If there’s one thing we all know for sure, it’s that Mother/Daughter relationships can be complex. Anyone that tells you differently is lying (Gilmore Girls). I’ve been very fortunate to have a Mother (and Father) that not only provided love and reassurance, but guidance. It somehow seemed like they were always one step ahead of me in knowing what I should and shouldn’t be doing. And even though I’m an adult now, I still find myself dialling those 10 digits and asking both parents, what do I do? Help!?
The relationship I’ve created with my parents is why I picked up Kelly Corrigan’s memoir Glitter and Glue. I wanted to read a story about a daughter who had a Mom that stated, “Your father’s the glitter but I’m the glue.” You see, Kelly’s Mother was as tough as nails. There’s no negative connotation to that sentence, she just kept everything running smoothly by being very logical and by stating things pretty bluntly. She wasn’t 100% keen on the fact that after college Kelly decided to go on an adventure to Australia and work on becoming more interesting. But she stood by and watched as Kelly and her friend board the plane. Of course, becoming interesting has a cost and as her funds were dwindling, Kelly had to find employment quick or she’d be headed back home. So she decided to become a nanny, not knowing that meeting newly widowed John Tanner and his children would forever change the way she saw her Mother.

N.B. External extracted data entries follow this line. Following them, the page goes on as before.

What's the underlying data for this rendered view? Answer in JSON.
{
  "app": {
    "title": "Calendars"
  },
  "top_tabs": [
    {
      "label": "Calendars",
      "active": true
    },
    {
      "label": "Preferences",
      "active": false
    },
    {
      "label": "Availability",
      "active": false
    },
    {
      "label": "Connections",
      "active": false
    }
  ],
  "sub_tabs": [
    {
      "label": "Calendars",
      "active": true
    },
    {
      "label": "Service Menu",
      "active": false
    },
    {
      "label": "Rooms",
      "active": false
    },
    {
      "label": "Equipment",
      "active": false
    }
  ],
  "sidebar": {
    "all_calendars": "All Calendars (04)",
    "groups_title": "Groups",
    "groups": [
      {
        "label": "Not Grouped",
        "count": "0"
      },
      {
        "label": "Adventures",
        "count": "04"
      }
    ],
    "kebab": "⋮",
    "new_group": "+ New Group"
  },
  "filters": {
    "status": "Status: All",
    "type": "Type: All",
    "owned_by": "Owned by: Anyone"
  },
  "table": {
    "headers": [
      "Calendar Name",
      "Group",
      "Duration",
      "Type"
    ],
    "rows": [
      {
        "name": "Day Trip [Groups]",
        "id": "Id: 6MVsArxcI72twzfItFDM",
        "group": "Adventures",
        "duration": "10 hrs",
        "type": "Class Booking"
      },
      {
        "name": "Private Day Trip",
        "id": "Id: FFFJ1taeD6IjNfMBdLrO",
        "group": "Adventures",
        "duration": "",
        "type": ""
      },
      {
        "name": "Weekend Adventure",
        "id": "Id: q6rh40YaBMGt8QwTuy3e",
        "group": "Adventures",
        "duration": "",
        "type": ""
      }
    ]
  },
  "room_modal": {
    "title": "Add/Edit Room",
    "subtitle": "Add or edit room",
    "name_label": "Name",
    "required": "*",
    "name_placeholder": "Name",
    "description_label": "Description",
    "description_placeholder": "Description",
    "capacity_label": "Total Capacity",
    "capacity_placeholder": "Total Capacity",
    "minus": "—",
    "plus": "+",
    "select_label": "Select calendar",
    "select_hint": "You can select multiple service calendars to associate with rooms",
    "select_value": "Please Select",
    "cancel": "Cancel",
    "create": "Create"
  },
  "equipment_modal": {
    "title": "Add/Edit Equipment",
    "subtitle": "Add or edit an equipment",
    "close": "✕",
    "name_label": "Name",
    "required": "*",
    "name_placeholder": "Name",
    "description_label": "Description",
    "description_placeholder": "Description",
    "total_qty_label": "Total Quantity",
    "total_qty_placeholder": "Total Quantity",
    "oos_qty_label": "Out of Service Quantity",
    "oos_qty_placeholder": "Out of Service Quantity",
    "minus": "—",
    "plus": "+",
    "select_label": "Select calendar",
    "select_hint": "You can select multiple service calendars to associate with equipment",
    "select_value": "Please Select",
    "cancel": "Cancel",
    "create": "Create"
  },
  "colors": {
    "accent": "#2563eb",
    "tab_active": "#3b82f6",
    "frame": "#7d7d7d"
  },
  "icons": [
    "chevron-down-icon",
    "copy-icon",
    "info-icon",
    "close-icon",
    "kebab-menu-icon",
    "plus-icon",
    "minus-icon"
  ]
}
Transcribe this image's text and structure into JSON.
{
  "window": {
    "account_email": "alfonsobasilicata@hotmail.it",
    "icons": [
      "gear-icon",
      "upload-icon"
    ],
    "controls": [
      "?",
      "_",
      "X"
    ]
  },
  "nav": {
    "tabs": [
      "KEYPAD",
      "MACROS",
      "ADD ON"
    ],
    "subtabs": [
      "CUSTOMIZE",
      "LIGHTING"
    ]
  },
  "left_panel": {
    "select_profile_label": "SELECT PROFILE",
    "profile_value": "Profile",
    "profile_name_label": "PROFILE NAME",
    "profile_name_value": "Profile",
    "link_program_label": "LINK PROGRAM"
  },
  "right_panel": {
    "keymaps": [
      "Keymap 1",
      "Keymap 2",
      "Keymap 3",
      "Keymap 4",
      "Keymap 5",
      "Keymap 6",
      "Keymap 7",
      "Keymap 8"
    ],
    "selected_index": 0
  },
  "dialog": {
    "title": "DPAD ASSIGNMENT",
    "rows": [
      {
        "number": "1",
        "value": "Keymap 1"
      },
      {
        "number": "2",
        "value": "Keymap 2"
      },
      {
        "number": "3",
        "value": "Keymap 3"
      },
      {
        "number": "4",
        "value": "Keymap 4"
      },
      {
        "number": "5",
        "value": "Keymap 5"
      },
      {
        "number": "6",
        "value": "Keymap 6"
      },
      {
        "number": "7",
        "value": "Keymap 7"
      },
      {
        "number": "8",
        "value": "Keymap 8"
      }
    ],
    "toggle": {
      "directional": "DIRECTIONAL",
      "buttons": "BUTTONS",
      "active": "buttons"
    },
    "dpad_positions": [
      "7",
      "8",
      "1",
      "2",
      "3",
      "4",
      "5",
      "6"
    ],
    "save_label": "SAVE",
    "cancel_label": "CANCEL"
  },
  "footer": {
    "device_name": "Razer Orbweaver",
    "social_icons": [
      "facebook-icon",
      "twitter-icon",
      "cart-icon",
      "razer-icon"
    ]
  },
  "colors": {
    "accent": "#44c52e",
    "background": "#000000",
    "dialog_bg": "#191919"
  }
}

Sometimes it takes travelling halfway across the world to put things into perspective. Sometimes it takes meeting a family that has been robbed of the experiences we take for granted to make you take off your rose coloured glasses and start seeing things clearly. In this heartfelt memoir, Kelly doesn’t just share her experience, but makes you, the reader, sit up a little straighter and ask yourself if you really think your parents are out to hurt you or if their intentions are an effort to make you a stronger, better person. I think that Gretchen Rubin, New York Times bestselling author of The Happiness Project nailed it when she stated,
“In this endearing, funny, and thought-provoking memoir, Kelly Corrigan’s memories of long-ago adventures illuminate the changing relationships between mothers and children—as well as everything else that really matters.”
With writing that’s insightful and graceful, Kelly Corrigan’s memoir Glitter and Glue will make you feel like you’re having coffee with an old friend. I can almost guarantee that the second you close the book, you will pick up the phone to thank your parents for all that they’ve done to make you the person you are today.